«Tenez, fit Rouletabille, voilà à nouveau les pas de la fuite de l'homme; ils tournent l'étang ici, reviennent et disparaissent enfin, près de l'étang, juste devant ce sentier qui conduit à la grande route d'Épinay. L'homme a continué sa fuite vers Paris…
—Qui vous le fait croire, interrompis-je, puisqu'il n'y a plus les pas de l'homme sur le sentier?…
—Ce qui me le fait croire? Mais ces pas-là, ces pas que j'attendais! s'écria-t-il, en désignant l'empreinte très nette d'une «chaussure élégante»… Voyez!…»
Et il interpella Frédéric Larsan.
—Monsieur Fred, cria-t-il… «ces pas élégants» sur la route sont bien là depuis la découverte du crime?
—Oui, jeune homme; oui, ils ont été relevés soigneusement, répondit Fred sans lever la tête. Vous voyez, il y a les pas qui viennent, et les pas qui repartent…

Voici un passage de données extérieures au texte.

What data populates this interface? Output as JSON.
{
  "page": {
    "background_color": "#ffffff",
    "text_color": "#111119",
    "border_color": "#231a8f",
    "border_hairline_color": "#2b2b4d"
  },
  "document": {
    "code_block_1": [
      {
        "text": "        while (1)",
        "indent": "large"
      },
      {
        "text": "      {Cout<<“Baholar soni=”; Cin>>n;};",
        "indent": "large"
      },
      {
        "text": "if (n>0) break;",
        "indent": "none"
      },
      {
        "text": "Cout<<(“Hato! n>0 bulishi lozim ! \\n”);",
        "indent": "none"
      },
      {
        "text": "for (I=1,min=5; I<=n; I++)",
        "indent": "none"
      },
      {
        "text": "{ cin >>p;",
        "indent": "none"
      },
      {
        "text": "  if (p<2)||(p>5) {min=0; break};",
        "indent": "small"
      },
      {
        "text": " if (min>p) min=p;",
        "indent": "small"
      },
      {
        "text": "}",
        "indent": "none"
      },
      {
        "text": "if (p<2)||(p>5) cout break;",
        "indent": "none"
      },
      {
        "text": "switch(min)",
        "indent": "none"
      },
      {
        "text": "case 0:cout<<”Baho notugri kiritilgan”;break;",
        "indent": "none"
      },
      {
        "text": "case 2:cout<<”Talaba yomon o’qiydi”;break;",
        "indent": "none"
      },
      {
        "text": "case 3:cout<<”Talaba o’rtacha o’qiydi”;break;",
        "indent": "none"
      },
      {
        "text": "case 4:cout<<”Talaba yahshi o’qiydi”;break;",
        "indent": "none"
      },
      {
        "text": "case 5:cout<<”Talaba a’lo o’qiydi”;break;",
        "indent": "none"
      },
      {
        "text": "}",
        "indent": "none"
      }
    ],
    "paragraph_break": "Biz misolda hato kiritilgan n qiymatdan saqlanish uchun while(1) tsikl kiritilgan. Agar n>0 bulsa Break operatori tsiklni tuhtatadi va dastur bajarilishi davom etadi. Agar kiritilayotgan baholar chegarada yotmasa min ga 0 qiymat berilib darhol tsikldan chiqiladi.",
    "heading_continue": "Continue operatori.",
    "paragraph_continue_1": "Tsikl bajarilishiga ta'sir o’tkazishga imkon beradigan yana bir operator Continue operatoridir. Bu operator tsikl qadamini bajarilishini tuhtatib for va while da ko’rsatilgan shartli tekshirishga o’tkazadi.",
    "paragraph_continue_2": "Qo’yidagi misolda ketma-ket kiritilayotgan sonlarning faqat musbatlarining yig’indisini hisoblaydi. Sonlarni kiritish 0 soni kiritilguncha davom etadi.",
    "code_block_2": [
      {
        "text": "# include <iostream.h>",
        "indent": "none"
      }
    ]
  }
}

—Et cet homme avait une bicyclette!» s'écria le reporter…
Ici, après avoir regardé les empreintes de la bicyclette qui suivaient, aller et retour, les pas élégants, je crus pouvoir intervenir.
«La bicyclette explique la disparition des pas grossiers de l'assassin, fis-je. L'assassin, aux pas grossiers, est monté à bicyclette… Son complice, «l'homme aux pas élégants», était venu l'attendre au bord de l'étang, avec la bicyclette. On peut supposer que l'assassin agissait pour le compte de l'homme aux pas élégants?
—Non! non! répliqua Rouletabille avec un étrange sourire… J'attendais ces pas-là depuis le commencement de l'affaire. Je les ai, je ne vous les abandonne pas. Ce sont les pas de l'assassin!